Anyways, what I can guarantee you is that if you start someone by saying "here's how you use Gillespie's method", they will come back to you a year later and say "why is Catalyst so bad at scaling to 10,000 reactions?", and we'll say "why are you still using Direct?". People will use exactly what you show them. The majority of people will not change the solver from what you gave them in the tutorial, they will copy that verbatim and recite the holy bible of the tutorial in every case they see from that point. If you point them to Direct in the first example, they will use Direct for everything. Even if the second example is "now Direct is only for small equations, so let's see ...". No, they will go to the first example, see that's how "it's supposed to be done", copy paste, and then ask about why the performance isn't what they wanted. I have seen this a million times and we have the analytics to show this.

This is the reason that the first tutorial should just be completely algorithm agnostic.

rn = @reaction_network begin ... end
u0 = [...]
tspan = (...)
p = [...]

dprob = JumpProblem(rn, u0, tspan, p)
sol = solve(jprob)

How things are solved is a detail.

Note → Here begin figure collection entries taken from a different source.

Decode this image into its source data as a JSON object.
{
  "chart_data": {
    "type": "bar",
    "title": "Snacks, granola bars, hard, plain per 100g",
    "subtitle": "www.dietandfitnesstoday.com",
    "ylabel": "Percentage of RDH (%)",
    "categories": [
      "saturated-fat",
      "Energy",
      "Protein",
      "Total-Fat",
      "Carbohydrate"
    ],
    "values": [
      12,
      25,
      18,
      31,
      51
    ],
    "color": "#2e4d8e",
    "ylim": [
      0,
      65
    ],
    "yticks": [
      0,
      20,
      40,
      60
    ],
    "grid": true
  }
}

It's cool to us because we are mathematicians and developers, but it's unnecessary. It's taught to systems biologists today because it's a necessary detail of how to effectively do simulation work, but that is because of lack of tooling. Similar to how people used to be taught the physics of centrifuges (I know someone who's entire PhD thesis was on this topic), today everyone's lab has a centrifuge and you click the button and it works reliably enough that nobody is taught in biophysics class a two week module on how centrifuges work. Anything that can be cut from the curriculum will be, there's too much to teach. Right now people learn Gillespie's method because the software was so shitty that most systems biologists would just code up Gillespie's by themselves, so therefore it's a lore that's passed onto the next generation. When we break this cycle by having not only a nice front end to do all of this simulation but also better algorithms that should be used in the majority of cases, the exact details of what's going on will become the topic of just a niche group, just like how nobody today studies the control algorithms and tweaking details of centrifuges.

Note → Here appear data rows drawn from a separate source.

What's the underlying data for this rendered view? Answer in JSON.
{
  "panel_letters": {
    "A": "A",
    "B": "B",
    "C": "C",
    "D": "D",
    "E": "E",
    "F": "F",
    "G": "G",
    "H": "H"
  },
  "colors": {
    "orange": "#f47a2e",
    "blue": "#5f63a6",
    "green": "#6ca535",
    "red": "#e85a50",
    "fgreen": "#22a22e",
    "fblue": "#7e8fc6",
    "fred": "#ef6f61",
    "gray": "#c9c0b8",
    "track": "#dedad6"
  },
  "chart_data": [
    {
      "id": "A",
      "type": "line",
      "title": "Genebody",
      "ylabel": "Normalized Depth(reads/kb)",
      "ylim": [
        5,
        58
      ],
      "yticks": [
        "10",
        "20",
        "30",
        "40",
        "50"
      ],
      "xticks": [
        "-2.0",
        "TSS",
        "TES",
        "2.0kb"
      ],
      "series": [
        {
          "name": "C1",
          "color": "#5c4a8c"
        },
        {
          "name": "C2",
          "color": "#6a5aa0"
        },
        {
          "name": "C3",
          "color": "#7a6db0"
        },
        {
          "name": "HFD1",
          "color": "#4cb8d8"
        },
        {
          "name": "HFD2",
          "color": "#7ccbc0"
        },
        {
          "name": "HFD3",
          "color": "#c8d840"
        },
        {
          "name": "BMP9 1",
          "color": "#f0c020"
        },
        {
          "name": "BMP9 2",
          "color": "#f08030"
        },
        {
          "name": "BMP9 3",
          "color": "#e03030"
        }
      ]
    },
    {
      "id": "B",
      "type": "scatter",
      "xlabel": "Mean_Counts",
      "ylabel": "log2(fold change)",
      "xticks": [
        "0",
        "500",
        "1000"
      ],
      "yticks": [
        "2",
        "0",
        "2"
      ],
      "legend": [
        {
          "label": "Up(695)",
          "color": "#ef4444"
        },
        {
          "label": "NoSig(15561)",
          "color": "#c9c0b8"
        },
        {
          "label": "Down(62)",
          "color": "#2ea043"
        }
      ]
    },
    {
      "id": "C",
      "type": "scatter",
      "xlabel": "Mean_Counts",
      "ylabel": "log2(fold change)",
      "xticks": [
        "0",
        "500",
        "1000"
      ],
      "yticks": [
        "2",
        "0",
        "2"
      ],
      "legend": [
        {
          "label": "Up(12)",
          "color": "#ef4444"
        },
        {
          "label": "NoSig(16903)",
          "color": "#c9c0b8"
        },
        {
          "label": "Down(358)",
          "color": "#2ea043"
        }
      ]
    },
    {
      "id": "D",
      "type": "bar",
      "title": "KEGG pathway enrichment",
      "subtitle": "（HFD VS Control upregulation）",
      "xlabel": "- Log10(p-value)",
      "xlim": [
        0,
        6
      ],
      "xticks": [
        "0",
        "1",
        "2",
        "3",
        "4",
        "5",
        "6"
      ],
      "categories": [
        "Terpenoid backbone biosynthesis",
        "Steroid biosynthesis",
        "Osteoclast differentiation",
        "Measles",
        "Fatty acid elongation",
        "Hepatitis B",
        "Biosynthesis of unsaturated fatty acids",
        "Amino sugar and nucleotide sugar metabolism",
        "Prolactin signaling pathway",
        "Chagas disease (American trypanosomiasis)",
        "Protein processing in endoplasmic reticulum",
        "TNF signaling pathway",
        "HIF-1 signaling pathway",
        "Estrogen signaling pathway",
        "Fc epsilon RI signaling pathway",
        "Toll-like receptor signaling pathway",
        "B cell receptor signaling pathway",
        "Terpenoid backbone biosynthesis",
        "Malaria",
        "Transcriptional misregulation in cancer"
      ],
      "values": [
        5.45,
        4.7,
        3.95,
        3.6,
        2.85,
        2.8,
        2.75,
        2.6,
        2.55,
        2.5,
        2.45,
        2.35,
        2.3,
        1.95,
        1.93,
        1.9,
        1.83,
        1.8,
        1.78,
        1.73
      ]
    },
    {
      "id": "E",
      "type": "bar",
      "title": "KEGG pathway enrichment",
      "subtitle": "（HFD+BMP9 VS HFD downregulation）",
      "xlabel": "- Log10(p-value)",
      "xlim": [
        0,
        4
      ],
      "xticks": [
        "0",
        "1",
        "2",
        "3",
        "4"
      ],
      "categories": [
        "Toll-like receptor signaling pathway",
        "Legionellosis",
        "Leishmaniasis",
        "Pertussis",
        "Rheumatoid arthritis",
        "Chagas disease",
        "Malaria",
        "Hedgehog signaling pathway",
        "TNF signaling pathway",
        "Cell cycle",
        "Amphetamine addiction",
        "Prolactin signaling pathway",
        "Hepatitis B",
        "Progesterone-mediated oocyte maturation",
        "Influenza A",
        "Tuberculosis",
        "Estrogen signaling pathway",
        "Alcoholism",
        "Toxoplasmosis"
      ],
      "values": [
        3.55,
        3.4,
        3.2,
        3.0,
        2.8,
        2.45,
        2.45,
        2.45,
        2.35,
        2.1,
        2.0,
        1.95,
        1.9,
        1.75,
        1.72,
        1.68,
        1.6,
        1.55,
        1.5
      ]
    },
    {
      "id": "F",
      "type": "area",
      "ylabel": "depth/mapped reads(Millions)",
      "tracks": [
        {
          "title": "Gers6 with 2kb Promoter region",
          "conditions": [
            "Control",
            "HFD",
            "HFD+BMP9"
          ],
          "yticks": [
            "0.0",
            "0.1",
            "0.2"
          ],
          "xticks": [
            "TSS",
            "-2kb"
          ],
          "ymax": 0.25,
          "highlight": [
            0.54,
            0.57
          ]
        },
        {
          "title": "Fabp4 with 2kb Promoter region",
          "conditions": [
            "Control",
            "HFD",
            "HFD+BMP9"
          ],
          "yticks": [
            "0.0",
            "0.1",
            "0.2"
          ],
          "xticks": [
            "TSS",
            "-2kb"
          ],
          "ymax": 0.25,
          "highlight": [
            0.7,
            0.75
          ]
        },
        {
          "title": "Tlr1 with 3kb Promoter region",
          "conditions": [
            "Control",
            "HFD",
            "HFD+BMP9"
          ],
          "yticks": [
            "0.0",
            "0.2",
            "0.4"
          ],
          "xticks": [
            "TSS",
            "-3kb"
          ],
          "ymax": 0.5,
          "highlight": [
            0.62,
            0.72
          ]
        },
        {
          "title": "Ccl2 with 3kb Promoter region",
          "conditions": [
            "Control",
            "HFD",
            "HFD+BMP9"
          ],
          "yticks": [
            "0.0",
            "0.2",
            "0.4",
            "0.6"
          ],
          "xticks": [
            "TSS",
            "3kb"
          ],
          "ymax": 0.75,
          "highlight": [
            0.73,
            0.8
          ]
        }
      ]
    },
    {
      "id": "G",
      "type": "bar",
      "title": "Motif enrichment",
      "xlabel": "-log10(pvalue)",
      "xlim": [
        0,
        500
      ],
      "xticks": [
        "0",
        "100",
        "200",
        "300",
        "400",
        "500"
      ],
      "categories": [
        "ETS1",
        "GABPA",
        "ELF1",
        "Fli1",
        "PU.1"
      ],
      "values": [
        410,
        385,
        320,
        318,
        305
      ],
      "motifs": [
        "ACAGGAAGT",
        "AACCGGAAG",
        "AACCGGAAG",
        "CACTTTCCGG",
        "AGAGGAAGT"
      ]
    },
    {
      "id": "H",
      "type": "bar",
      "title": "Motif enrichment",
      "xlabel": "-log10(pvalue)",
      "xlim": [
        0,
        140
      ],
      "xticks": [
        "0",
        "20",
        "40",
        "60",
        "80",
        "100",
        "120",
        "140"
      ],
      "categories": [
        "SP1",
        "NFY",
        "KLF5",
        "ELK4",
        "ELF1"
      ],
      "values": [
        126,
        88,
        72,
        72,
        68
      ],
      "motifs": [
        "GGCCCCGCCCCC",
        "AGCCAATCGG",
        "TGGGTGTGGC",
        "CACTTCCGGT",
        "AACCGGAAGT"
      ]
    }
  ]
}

I think we are well on the right path to obsolete the teaching of our own subject to the general scientist community, the same way how the true inner workings of stiff ODE solvers is a subject that no one ever learns because people just say "ode15s does something complex and good so use it". In the next generation, hopefully most biologists don't even need to know what a stiff ODE is, the solver can take care of that. Our graduate students who are interested in how the simulation works can open up the breadth of papers that describe the underlying algorithms, but I would be happy if we ever get to the point where the rest of the scientists just don't have to care because it all "just works".

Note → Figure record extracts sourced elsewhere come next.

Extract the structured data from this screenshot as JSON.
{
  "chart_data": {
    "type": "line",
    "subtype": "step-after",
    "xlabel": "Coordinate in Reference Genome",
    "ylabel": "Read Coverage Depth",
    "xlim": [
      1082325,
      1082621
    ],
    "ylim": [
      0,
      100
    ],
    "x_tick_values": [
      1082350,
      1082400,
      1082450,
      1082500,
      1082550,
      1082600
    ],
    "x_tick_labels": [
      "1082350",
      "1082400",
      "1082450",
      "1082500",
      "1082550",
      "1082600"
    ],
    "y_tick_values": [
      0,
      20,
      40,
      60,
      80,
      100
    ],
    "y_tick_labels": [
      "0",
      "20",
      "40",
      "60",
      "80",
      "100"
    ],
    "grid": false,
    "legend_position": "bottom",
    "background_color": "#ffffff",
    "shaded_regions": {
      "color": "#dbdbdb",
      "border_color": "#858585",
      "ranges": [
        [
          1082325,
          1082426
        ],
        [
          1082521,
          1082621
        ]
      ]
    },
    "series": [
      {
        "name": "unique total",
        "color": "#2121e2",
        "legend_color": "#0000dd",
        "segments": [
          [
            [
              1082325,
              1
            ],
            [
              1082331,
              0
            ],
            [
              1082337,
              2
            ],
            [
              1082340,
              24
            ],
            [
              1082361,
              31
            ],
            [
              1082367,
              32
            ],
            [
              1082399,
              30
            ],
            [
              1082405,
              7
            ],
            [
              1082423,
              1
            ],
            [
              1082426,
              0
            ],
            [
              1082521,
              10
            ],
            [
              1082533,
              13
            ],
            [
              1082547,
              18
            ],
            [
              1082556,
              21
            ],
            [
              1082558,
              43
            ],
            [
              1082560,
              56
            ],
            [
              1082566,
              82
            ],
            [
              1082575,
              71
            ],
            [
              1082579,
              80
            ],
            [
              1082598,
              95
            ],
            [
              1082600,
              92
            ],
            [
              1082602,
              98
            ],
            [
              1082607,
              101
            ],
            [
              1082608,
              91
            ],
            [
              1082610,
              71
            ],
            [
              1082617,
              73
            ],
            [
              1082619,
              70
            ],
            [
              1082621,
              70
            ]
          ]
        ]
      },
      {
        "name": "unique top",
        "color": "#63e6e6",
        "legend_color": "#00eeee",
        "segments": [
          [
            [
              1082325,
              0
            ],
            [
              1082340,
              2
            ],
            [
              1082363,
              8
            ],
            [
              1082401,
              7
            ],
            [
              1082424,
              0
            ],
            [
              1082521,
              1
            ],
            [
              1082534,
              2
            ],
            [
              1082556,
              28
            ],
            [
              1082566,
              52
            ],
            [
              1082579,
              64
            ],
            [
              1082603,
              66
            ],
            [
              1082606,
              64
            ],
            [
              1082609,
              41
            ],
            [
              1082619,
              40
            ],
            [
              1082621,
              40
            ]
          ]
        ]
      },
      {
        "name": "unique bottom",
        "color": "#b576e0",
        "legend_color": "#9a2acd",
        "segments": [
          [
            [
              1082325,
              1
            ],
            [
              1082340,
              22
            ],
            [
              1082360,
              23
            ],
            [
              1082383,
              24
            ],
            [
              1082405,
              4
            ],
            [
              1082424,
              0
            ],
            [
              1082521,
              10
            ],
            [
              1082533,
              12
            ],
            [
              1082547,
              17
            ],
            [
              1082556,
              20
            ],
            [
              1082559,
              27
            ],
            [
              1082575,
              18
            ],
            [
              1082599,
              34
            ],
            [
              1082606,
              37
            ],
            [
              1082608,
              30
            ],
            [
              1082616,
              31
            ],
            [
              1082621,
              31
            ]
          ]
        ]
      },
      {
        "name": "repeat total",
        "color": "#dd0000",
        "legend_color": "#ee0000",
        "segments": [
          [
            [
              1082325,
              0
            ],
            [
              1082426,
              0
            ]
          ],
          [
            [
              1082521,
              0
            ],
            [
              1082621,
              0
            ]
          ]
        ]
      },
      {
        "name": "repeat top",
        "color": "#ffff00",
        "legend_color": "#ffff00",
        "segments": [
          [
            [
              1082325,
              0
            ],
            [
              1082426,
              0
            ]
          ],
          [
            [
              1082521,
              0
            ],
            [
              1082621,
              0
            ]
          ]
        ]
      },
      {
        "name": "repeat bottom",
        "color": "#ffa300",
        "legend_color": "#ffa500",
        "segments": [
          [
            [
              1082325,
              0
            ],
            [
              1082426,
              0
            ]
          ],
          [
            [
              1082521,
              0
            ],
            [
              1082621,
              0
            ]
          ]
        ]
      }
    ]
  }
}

SciML's goal is to do this for all of its solver domains, along with all of the details like the connection to automatic differentiation and inverse problems and the model discovery aspects. Nobody should have to know what a UDE is, that's just how Catalyst autocompletes the model for you when you give it data. It's a 10-20 year plan but it's what I want of the future: declare the scientific model and let a fully automated system simulate it at 100% efficiency with the best algorithms and automatically handle all of the connections to data. All of its APIs are geared towards allowing this reality.